Exercise - Upload Data and Create Scatterplot

Completed

Jupyter notebooks are composed of cells. Each cell is assigned one of three types:

  • Markdown for entering text in markdown format
  • Code for entering code that runs interactively
  • Raw NBConvert for entering data inline

Code entered into code cells is executed by a kernel, which provides an isolated environment for the notebook to run in. The popular IPython kernel supports code written in Python, but dozens of other kernels are available supporting other languages. Azure Notebooks support Python, R, and F# out of the box. They also support the installation of the many packages and libraries that are commonly used in research.

The notebook editor currently shows an empty cell. In this exercise, you will add content to that cell and add other cells to import Python packages such as NumPy, load a pair of NASA data files containing climate data, and create a scatter plot from the data.

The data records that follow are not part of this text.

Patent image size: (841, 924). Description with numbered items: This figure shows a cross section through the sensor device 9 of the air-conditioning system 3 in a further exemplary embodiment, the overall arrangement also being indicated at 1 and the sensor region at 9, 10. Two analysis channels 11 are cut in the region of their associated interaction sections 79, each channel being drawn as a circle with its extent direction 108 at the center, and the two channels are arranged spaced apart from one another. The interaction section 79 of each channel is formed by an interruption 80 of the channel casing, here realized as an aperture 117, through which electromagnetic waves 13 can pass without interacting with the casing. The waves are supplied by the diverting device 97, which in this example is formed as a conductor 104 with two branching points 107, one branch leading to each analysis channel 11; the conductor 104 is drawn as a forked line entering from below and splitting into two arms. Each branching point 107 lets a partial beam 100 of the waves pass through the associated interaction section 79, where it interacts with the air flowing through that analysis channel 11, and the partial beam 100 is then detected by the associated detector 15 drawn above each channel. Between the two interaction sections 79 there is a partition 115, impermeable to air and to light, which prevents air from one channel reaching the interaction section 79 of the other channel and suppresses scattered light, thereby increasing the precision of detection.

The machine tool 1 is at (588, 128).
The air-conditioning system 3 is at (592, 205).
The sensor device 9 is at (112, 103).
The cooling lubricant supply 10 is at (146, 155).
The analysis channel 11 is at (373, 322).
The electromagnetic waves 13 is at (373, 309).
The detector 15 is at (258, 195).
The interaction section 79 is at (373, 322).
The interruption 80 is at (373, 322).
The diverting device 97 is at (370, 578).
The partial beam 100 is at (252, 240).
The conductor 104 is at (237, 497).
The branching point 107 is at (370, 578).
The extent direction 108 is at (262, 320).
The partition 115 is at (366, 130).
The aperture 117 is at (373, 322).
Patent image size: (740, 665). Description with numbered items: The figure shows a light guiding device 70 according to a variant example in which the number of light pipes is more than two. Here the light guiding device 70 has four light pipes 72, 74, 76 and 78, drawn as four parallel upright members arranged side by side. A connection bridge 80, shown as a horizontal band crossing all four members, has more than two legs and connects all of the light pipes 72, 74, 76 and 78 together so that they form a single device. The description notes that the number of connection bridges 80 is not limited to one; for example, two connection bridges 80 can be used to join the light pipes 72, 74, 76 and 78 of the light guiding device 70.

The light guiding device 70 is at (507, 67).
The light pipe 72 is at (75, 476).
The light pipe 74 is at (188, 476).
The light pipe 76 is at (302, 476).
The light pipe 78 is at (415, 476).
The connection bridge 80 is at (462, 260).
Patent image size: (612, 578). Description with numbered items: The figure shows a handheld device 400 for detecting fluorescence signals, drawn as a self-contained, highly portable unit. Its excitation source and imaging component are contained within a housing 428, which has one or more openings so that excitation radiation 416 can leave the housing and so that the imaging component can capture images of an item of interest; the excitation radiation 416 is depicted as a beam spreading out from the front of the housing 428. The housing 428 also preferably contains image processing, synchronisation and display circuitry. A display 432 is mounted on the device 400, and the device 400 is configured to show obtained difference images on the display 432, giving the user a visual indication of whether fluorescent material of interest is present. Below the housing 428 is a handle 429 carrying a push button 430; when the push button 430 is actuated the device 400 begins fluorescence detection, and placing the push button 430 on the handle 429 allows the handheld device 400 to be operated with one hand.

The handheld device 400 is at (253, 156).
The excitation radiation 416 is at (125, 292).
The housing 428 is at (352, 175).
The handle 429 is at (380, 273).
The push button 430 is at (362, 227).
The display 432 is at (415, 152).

  1. In the first cell, set the cell type to Markdown and enter the "Azure Notebook Climate Change Analysis" into the cell itself:

    Defining a markdown cell.

    Defining a markdown cell

  2. Click the + button in the toolbar to add a new cell. Make sure the cell type is Code, and then enter the following Python code into the cell:

    import matplotlib.pyplot as plt
    import numpy as np
    from sklearn.linear_model import LinearRegression
    import seaborn as sns; sns.set()
    

    Adding a code cell.

    Adding a code cell

  3. Now click the Run button to run the code cell and import the packages specified in the import statements. Ignore any warnings that are displayed as the environment is prepared for the first time.

    You can remove the warnings by selecting the code cell and running it again.

    Running a code cell.

    Running a code cell

  4. Click File in the menu at the top of the page, and select Upload from the drop-down menu. Then upload the files named 5-year-mean-1951-1980.csv and 5-year-mean-1882-2014.csv.

    Uploading data to the notebook.

    Uploading data to the notebook

  5. Select /project as your Destination Folder to ensure your files persist. Click Start Upload to upload the files, and OK once they successfully upload.

    Selecting destination folder for data.

    Selecting destination folder for data

  6. Place the cursor in the empty cell at the bottom of the notebook. Enter "Import data" as the text and change the cell type to Markdown.

  7. Now add a Code cell and paste in the following code.

    yearsBase, meanBase = np.loadtxt('5-year-mean-1951-1980.csv', delimiter=',', usecols=(0, 1), unpack=True)
    years, mean = np.loadtxt('5-year-mean-1882-2014.csv', delimiter=',', usecols=(0, 1), unpack=True)
    
  8. Click the Run button to run the cell and use NumPy's loadtxt function to load the data that you uploaded. The data is now in memory and can be used by the application.

    Loading the data.

    Loading the data

  9. Place the cursor in the empty cell at the bottom of the notebook. Change the cell type to Markdown and enter "Create a scatter plot" as the text.

  10. Add a Code cell and paste in the following code, which uses Matplotlib to create a scatter plot.

    plt.scatter(yearsBase, meanBase)
    plt.title('scatter plot of mean temp difference vs year')
    plt.xlabel('years', fontsize=12)
    plt.ylabel('mean temp difference', fontsize=12)
    plt.show()
    
  11. Click Run to run the cell and create a scatter plot.

    Scatter plot produced by Matplotlib.

    Scatter plot produced by Matplotlib

The data set you loaded uses a 30-year mean between 1951 and 1980 to calculate a base temperature for that period, and then uses 5-year mean temperatures to calculate the difference between the 5-year mean and the 30-year mean for each year. The scatter plot shows the annual temperature differences.